Fig. 3. Anion-binding catalytic cationic copolymerization of DHF with DMDOP.

a ¹H NMR spectra of PDHF and P(DHF-co-DMDOP) in CDCl₃ (Table 1, entry 5). b DOSY NMR spectra of P(DHF-co-DMDOP) in CDCl₃ (Table 1, entry 5). c Polts of M_n,SEC and Đ (M_w/M_n) as a function of M_n,calcd. (calculated by monomer conversion). Inset: Overlay of SEC profiles at varied DHF and DMDOP conversions.

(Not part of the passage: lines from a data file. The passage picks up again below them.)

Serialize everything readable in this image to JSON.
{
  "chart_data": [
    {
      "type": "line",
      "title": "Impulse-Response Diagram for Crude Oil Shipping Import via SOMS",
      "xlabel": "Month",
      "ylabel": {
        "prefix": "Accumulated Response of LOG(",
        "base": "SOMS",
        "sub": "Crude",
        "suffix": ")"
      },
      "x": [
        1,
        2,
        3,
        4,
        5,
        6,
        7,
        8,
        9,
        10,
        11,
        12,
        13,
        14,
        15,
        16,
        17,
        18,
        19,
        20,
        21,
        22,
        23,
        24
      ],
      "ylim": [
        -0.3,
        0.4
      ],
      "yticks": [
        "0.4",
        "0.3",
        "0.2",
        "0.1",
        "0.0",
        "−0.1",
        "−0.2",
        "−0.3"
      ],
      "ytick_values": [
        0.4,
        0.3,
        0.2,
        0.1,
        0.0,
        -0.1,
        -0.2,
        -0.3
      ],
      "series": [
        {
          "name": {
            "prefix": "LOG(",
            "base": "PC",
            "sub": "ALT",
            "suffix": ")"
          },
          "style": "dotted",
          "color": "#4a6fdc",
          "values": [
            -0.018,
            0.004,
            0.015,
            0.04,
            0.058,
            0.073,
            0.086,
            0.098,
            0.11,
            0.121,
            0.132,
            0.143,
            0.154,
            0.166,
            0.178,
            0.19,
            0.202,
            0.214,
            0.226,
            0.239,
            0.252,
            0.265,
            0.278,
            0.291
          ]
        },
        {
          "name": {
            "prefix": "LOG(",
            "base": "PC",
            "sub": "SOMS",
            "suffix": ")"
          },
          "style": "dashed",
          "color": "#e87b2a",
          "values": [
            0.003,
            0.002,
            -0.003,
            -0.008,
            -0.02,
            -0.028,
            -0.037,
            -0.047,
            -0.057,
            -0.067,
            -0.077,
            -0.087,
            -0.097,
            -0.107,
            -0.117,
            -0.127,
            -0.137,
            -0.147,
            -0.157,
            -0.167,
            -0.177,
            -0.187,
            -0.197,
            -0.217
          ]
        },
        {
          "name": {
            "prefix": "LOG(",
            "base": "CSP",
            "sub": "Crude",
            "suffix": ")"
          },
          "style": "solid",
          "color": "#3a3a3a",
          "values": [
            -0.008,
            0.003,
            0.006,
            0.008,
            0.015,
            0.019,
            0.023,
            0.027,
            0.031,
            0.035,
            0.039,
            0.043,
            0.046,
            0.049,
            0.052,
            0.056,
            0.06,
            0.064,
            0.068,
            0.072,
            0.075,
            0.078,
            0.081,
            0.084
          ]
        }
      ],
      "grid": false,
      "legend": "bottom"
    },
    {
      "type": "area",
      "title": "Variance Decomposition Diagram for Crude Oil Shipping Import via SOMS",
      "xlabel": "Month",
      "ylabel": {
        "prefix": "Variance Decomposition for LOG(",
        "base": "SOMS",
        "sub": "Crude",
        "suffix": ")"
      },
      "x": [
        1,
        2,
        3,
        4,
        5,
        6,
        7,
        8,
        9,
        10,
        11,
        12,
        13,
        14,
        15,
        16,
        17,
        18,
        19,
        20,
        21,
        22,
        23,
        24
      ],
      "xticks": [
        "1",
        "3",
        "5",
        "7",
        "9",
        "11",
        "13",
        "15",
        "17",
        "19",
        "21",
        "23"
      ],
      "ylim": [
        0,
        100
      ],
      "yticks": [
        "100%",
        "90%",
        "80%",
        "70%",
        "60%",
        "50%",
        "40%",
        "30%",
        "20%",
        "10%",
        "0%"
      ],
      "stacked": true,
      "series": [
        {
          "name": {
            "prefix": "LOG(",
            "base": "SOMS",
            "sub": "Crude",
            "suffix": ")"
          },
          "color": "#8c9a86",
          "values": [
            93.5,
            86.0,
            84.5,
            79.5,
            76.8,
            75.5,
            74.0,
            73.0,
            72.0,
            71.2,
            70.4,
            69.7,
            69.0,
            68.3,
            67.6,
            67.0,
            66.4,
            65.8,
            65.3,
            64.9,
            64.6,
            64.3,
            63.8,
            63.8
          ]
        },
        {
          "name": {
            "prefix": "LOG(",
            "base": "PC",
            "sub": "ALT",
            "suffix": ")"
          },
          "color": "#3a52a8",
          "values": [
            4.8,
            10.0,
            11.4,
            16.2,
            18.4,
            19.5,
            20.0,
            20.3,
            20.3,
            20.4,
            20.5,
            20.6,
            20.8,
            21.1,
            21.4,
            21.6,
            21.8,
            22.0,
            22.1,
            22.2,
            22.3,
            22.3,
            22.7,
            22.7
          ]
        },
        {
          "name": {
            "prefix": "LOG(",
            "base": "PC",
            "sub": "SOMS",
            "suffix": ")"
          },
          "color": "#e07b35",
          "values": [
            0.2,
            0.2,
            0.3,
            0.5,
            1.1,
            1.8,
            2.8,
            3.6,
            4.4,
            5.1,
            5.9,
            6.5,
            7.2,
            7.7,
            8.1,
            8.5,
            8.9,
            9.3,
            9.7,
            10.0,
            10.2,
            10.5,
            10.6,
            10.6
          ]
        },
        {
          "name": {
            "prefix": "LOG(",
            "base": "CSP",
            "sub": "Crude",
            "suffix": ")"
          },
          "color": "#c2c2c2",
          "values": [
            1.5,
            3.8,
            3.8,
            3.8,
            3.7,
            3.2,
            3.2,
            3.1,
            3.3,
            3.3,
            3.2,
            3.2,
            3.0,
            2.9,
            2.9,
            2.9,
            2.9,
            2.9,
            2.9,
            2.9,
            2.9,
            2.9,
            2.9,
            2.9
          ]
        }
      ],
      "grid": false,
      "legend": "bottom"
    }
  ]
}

Copolymerization conditions: [DHF]₀:[DMDOP]₀:[ICCI]₀:[1a]₀ = 200:200:1:1 at −40 °C in DCM. d SEC profiles of the copolymers obtained by sequential monomer addition experiment (Table 1, entry 6-8).

Fig. 4. The degradation of PDHF copolymer.

a The SEC profiles of P(DHF-DMDOP_2.6) and P(DHF-DMDOP_6.9) in response to HCl treatment after 10 minutes. b ¹H NMR spectra of P(DHF-DMDOP_6.9) and its degradation product after acidic hydrolysis in CDCl₃. c MALDI-TOF-MS of P(DHF-DMDOP_6.9) degradation product. d The photos of rectangle-shaped specimens of P(DHF-DMDOP_2.6) treated with camphorsulfonic acid solution after different degradation times. e The SEC profiles of accelerated degradation of oligomer. f The molecular weight change of oligomer during accelerated oxidative degradation.

Fig. 5. Physical properties of PDHF copolymers.

a DSC curves of PDHF and P(DHF-co-DMDOP). b TGA curves of PDHF, P(DHF-DMDOP_2.6) and P(DHF-DMDOP_6.9). c Stress-strain curves of native PDHF (σ_PDHF = 64.9 MPa, ε_PDHF = 17.9%, M_n,MALLS = 295.2 kg/mol) and P(DHF-DMDOP_2.6) (σ_b = 43.9 MPa, ε_b = 39.0%, M_n,,MALLS = 265.2 kg/mol). d PDHF copolymers showed comparable permeability for O₂ and e Water Vapor with native PDHF. Data are presented as mean ± SD (standard deviation) and collected from three independent experiments. The compared WVTR values for PET and LDPE were from recent article. f Adhesive property comparison for PDHF and P(DHF-DMDOP_2.6). Data are presented as mean ± SD and collected from four independent experiments. The compared adhesive strength for PVAc was from reported article.